At the Computex computer show in Taiwan, HP debuted its new generation of SlateBook PC, which is essentially a mobile tablet in clamshell form. It runs on the Android operating system, has a 14” touchscreen, and includes internal specs closer to a tablet than a notebook. This addresses a small segment of customers who demand a mobile device with a full PC-like experience but also creates a product without the licensing fees of Microsoft Windows.
Though the margins on this product are unknown, the software cost might be significantly decreased by using the open-source Android operating system as opposed to Windows 8 or Google’s Chrome OS. HP has said Android is cheaper to implement both in licensing and in hardware compliance.
If the company can use Android to improve margins on its PCs, this might prove to be a beneficial route for the company to take.
Warning: Low Ink
The prevalence of smartphones and tablets doesn’t just cut into PC sales; it cuts into the volume of material printed on home printers.
It’s not something people tend to think about, but with a portable screen, there are dozens of things we no longer need to print out.
For example, we no longer need to print out turn-by-turn directions or maps because we have GPS and direction apps on our smartphones.

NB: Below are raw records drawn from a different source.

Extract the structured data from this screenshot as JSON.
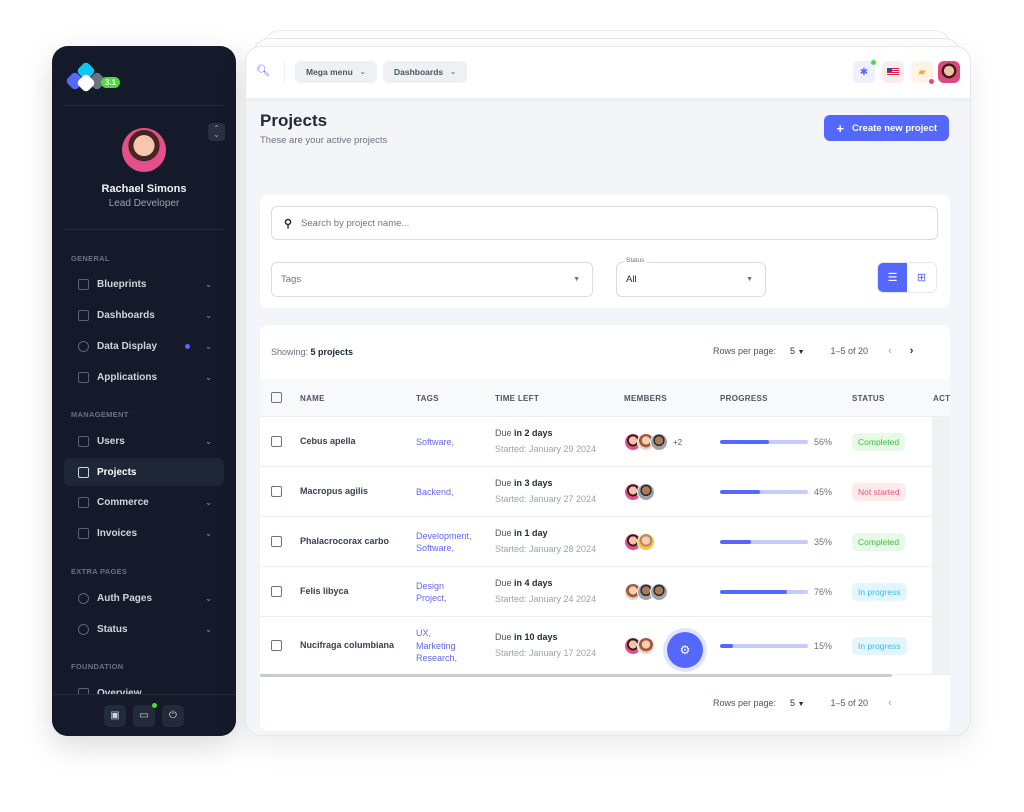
{
  "app": {
    "version": "3.1"
  },
  "user": {
    "name": "Rachael Simons",
    "role": "Lead Developer"
  },
  "sidebar": {
    "sections": [
      {
        "title": "GENERAL",
        "items": [
          {
            "label": "Blueprints",
            "icon": "blueprint-icon"
          },
          {
            "label": "Dashboards",
            "icon": "robot-icon"
          },
          {
            "label": "Data Display",
            "icon": "shield-icon",
            "dot": true
          },
          {
            "label": "Applications",
            "icon": "app-window-icon"
          }
        ]
      },
      {
        "title": "MANAGEMENT",
        "items": [
          {
            "label": "Users",
            "icon": "user-badge-icon"
          },
          {
            "label": "Projects",
            "icon": "hierarchy-icon",
            "active": true
          },
          {
            "label": "Commerce",
            "icon": "store-icon"
          },
          {
            "label": "Invoices",
            "icon": "invoice-icon"
          }
        ]
      },
      {
        "title": "EXTRA PAGES",
        "items": [
          {
            "label": "Auth Pages",
            "icon": "key-icon"
          },
          {
            "label": "Status",
            "icon": "alert-circle-icon"
          }
        ]
      },
      {
        "title": "FOUNDATION",
        "items": [
          {
            "label": "Overview",
            "icon": "grid-x-icon"
          }
        ]
      }
    ],
    "footer": {
      "calendar": "calendar-icon",
      "chat": "chat-icon",
      "power": "power-icon"
    }
  },
  "topbar": {
    "mega_menu": "Mega menu",
    "dashboards": "Dashboards",
    "icons": [
      "bug-icon",
      "us-flag-icon",
      "messages-icon"
    ]
  },
  "page": {
    "title": "Projects",
    "subtitle": "These are your active projects",
    "create_button": "Create new project"
  },
  "filters": {
    "search_placeholder": "Search by project name...",
    "tags_placeholder": "Tags",
    "status_label": "Status",
    "status_value": "All"
  },
  "table": {
    "showing_prefix": "Showing:",
    "showing_count": "5 projects",
    "rows_per_page_label": "Rows per page:",
    "rows_per_page": "5",
    "range": "1–5 of 20",
    "columns": [
      "NAME",
      "TAGS",
      "TIME LEFT",
      "MEMBERS",
      "PROGRESS",
      "STATUS",
      "ACT"
    ],
    "rows": [
      {
        "name": "Cebus apella",
        "tags": [
          "Software,"
        ],
        "due_prefix": "Due",
        "due": "in 2 days",
        "started": "Started: January 29 2024",
        "members": 3,
        "extra_members": "+2",
        "progress": 56,
        "progress_label": "56%",
        "status": "Completed"
      },
      {
        "name": "Macropus agilis",
        "tags": [
          "Backend,"
        ],
        "due_prefix": "Due",
        "due": "in 3 days",
        "started": "Started: January 27 2024",
        "members": 2,
        "extra_members": "",
        "progress": 45,
        "progress_label": "45%",
        "status": "Not started"
      },
      {
        "name": "Phalacrocorax carbo",
        "tags": [
          "Development,",
          "Software,"
        ],
        "due_prefix": "Due",
        "due": "in 1 day",
        "started": "Started: January 28 2024",
        "members": 2,
        "extra_members": "",
        "progress": 35,
        "progress_label": "35%",
        "status": "Completed"
      },
      {
        "name": "Felis libyca",
        "tags": [
          "Design",
          "Project,"
        ],
        "due_prefix": "Due",
        "due": "in 4 days",
        "started": "Started: January 24 2024",
        "members": 3,
        "extra_members": "",
        "progress": 76,
        "progress_label": "76%",
        "status": "In progress"
      },
      {
        "name": "Nucifraga columbiana",
        "tags": [
          "UX,",
          "Marketing",
          "Research,"
        ],
        "due_prefix": "Due",
        "due": "in 10 days",
        "started": "Started: January 17 2024",
        "members": 2,
        "extra_members": "",
        "progress": 15,
        "progress_label": "15%",
        "status": "In progress"
      }
    ]
  },
  "colors": {
    "accent": "#5568fe",
    "sidebar_bg": "#141a2a",
    "completed": "#3fbf3f",
    "not_started": "#e9567a",
    "in_progress": "#38bdf8"
  }
}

We don’t have to print out recipes to use in the kitchen because we can just pull them up on our tablets.
We don’t have to print photographs of our friends and family because we can view them on Facebook at any time. E-tickets and coupons can be redeemed directly off our phone screens and don’t need to be printed.

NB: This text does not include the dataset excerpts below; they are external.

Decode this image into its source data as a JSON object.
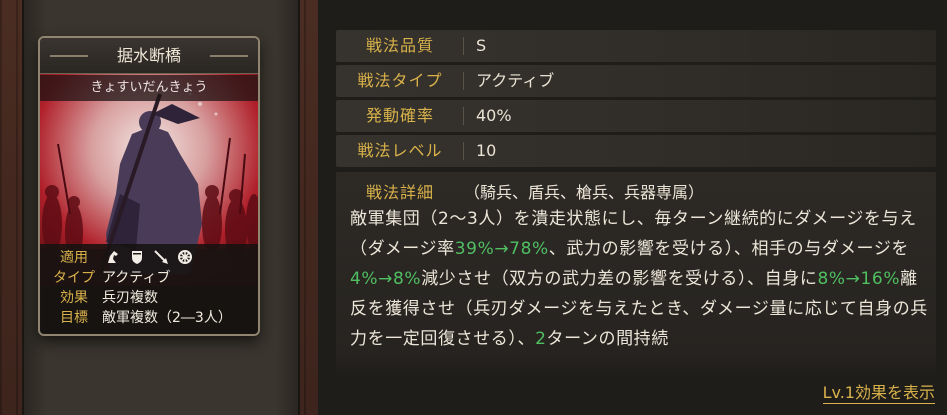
{
  "card": {
    "name": "据水断橋",
    "reading": "きょすいだんきょう",
    "info": [
      {
        "key": "適用",
        "value": ""
      },
      {
        "key": "タイプ",
        "value": "アクティブ"
      },
      {
        "key": "効果",
        "value": "兵刃複数"
      },
      {
        "key": "目標",
        "value": "敵軍複数（2―3人）"
      }
    ],
    "unit_icons": [
      "cavalry-icon",
      "shield-icon",
      "spear-icon",
      "siege-wheel-icon"
    ]
  },
  "stats": [
    {
      "label": "戦法品質",
      "value": "S"
    },
    {
      "label": "戦法タイプ",
      "value": "アクティブ"
    },
    {
      "label": "発動確率",
      "value": "40%"
    },
    {
      "label": "戦法レベル",
      "value": "10"
    }
  ],
  "detail": {
    "label": "戦法詳細",
    "applies": "（騎兵、盾兵、槍兵、兵器専属）",
    "segments": [
      {
        "t": "敵軍集団（2〜3人）を潰走状態にし、毎ターン継続的にダメージを与え（ダメージ率",
        "g": false
      },
      {
        "t": "39%→78%",
        "g": true
      },
      {
        "t": "、武力の影響を受ける）、相手の与ダメージを",
        "g": false
      },
      {
        "t": "4%→8%",
        "g": true
      },
      {
        "t": "減少させ（双方の武力差の影響を受ける）、自身に",
        "g": false
      },
      {
        "t": "8%→16%",
        "g": true
      },
      {
        "t": "離反を獲得させ（兵刃ダメージを与えたとき、ダメージ量に応じて自身の兵力を一定回復させる）、",
        "g": false
      },
      {
        "t": "2",
        "g": true
      },
      {
        "t": "ターンの間持続",
        "g": false
      }
    ]
  },
  "lv_link": "Lv.1効果を表示",
  "colors": {
    "label_gold": "#d9b24a",
    "highlight_green": "#4fbf62",
    "card_red": "#b0202a"
  }
}
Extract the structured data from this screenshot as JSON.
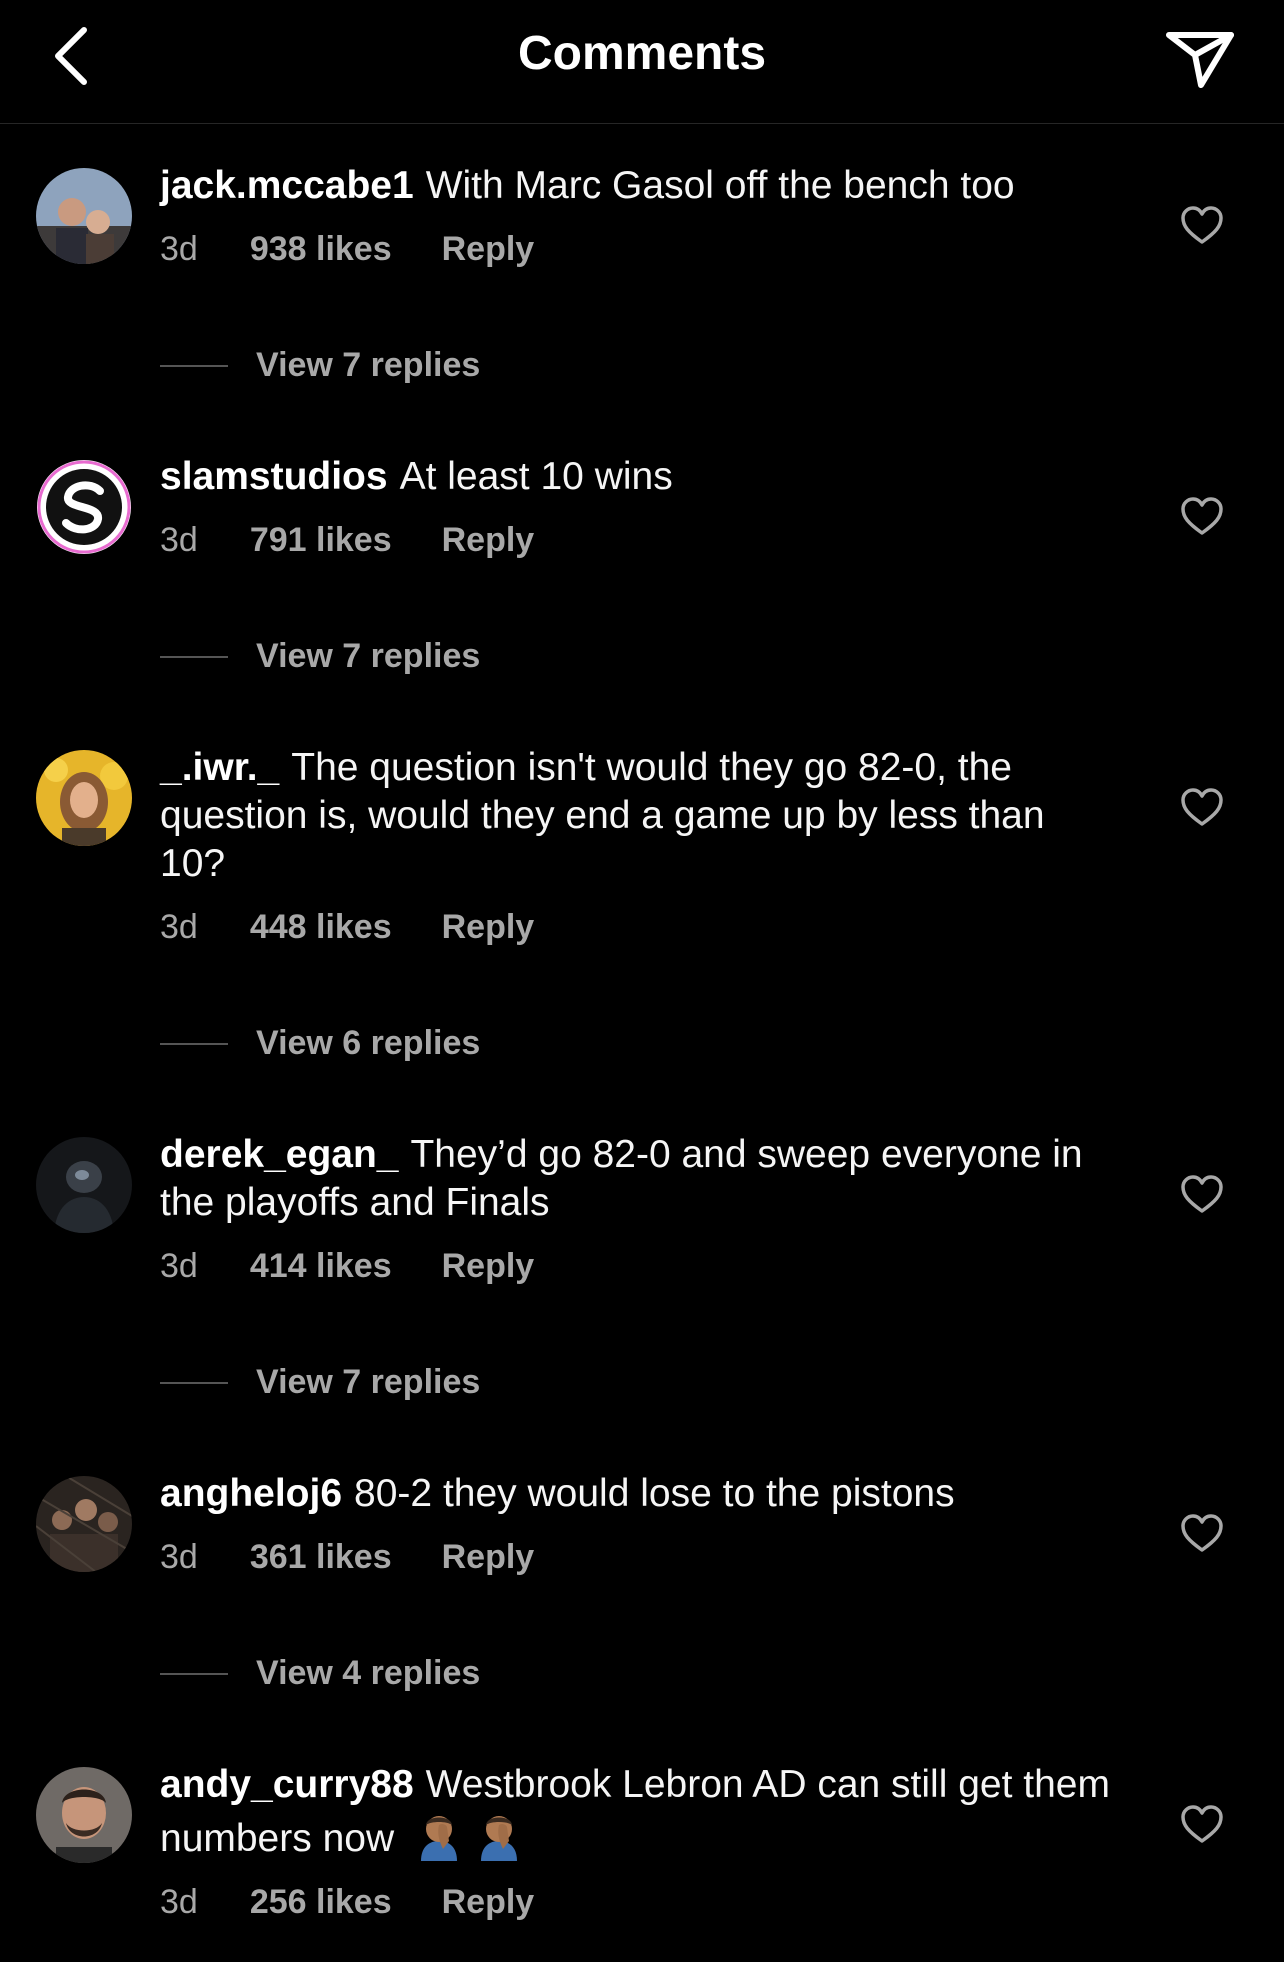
{
  "header": {
    "title": "Comments",
    "back_icon": "chevron-left-icon",
    "send_icon": "paper-plane-icon"
  },
  "comments": [
    {
      "username": "jack.mccabe1",
      "text": "With Marc Gasol off the bench too",
      "time": "3d",
      "likes": "938 likes",
      "reply": "Reply",
      "view_replies": "View 7 replies"
    },
    {
      "username": "slamstudios",
      "text": "At least 10 wins",
      "time": "3d",
      "likes": "791 likes",
      "reply": "Reply",
      "view_replies": "View 7 replies"
    },
    {
      "username": "_.iwr._",
      "text": "The question isn't would they go 82-0, the question is, would they end a game up by less than 10?",
      "time": "3d",
      "likes": "448 likes",
      "reply": "Reply",
      "view_replies": "View 6 replies"
    },
    {
      "username": "derek_egan_",
      "text": "They’d go 82-0 and sweep everyone in the playoffs and Finals",
      "time": "3d",
      "likes": "414 likes",
      "reply": "Reply",
      "view_replies": "View 7 replies"
    },
    {
      "username": "angheloj6",
      "text": "80-2 they would lose to the pistons",
      "time": "3d",
      "likes": "361 likes",
      "reply": "Reply",
      "view_replies": "View 4 replies"
    },
    {
      "username": "andy_curry88",
      "text": "Westbrook Lebron AD can still get them numbers now",
      "emoji": "🤦🏽‍♂️🤦🏽‍♂️",
      "time": "3d",
      "likes": "256 likes",
      "reply": "Reply"
    }
  ],
  "colors": {
    "background": "#000000",
    "text": "#ffffff",
    "secondary_text": "#a8a8a8",
    "divider": "#262626"
  }
}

There are hundreds of examples.
Printing is a major cash cow for HP that profits by charging exorbitantly high prices for diminishing quantities of printer ink. The less we print, the worse off HP will fare overall.

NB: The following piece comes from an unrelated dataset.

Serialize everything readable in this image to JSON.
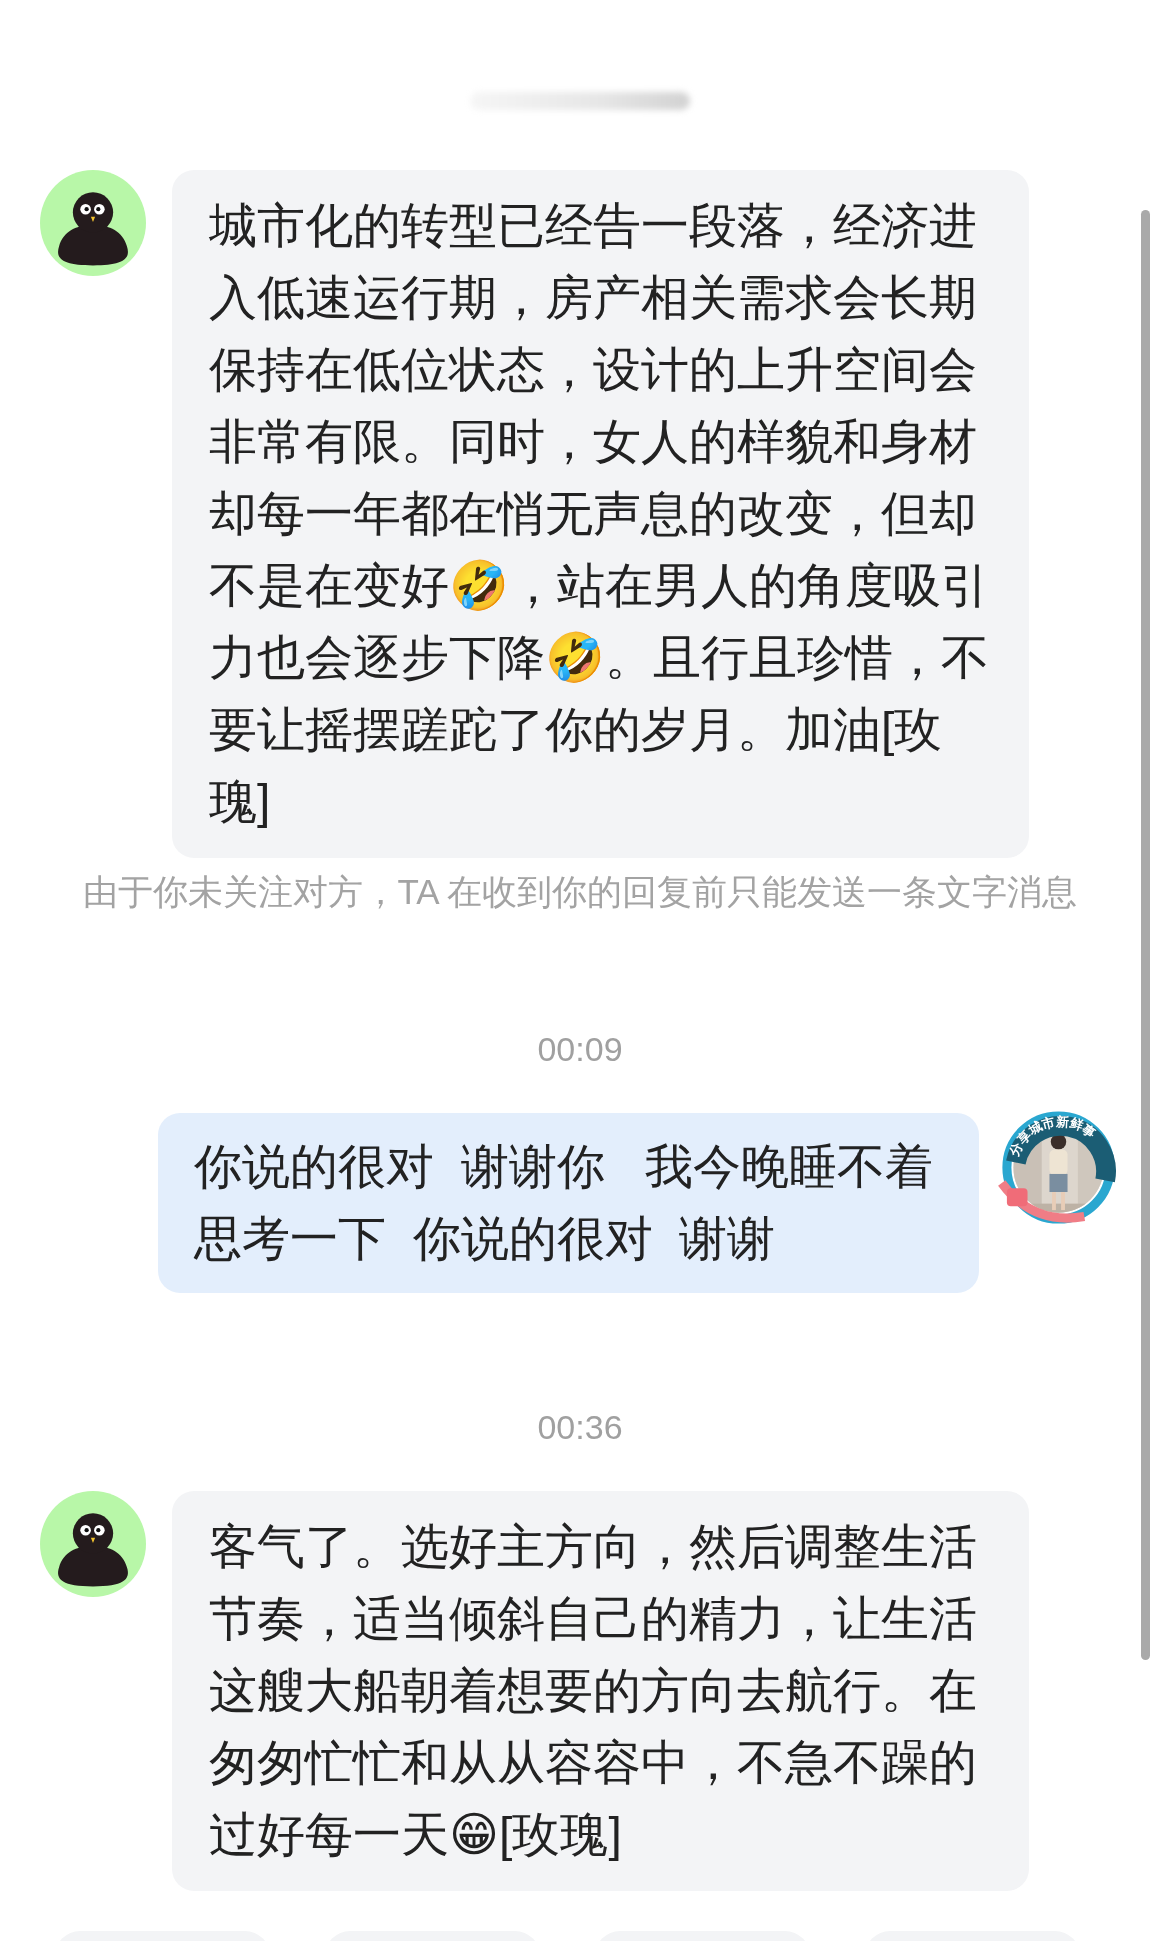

HP predicted this trend more than a decade ago, and attempts to de-prioritize printing have failed. Veteran head of printing Vyomesh Joshi left the printing division in 2005, and Erstwhile CEO Carly Fiorina attempted to merge PC and printing businesses into a single unit to improve efficiency. The move was undone by subsequent CEO Mark Hurd.
Like HP’s attempt at mobile, one CEO ended up undoing the moves of the prior, and printing remains a core business to HP, even if it hasn’t stepped into the future with 3D printing.
Analysts Say Buy
With earnings per share coming in at the high end of guidance, an impressive $3 billion cash flow, and market leadership in most categories in which it participates, HP had an excellent quarter. Though it came in behind Lenovo in market share, its personal systems segment actually increased its revenue by 7% over last year.
As such, Citigroup recently gave it a “buy” rating:
“We see meaningful upside to share price given 1) cost savings are underappreciated, particularly after the announcement on additional headcount cuts, 2) upside to free cash flow estimates, 3) low downside risk to revenue and margin expectations for FY14-15, and 4) valuation is compelling at 8-9x reflecting negative sentiment with less than 45% Buy ratings.”
Fourteen analysts have given HP a “buy” rating, while eleven have given it a “hold” rating.
Goldman Sachs’ Bill Shope, on the other hand, gave it a “sell” rating, saying he expected revenues to fall to $107 billion in FY 2015:
“Serial restructuring cannot solve HP’s secular challenges,” he pointed out, “particularly following years of underinvestment.”
Shope’s point is that HP has consistently missed the boat on new trends and that the old PC industry faces major consolidation in the coming years.
Market research firm IDC tracked the worst sales decline in the history of the PC market between the first quarters of 2012 and 2013, dropping nearly 14%. Analysts at Wells Fargo expect major market consolidation within the next five years.
With HP’s current trajectory, a broader market consolidation could end up being helpful, but its more likely that it will force HP to try once again to acquire its way out of relying on a cash cow.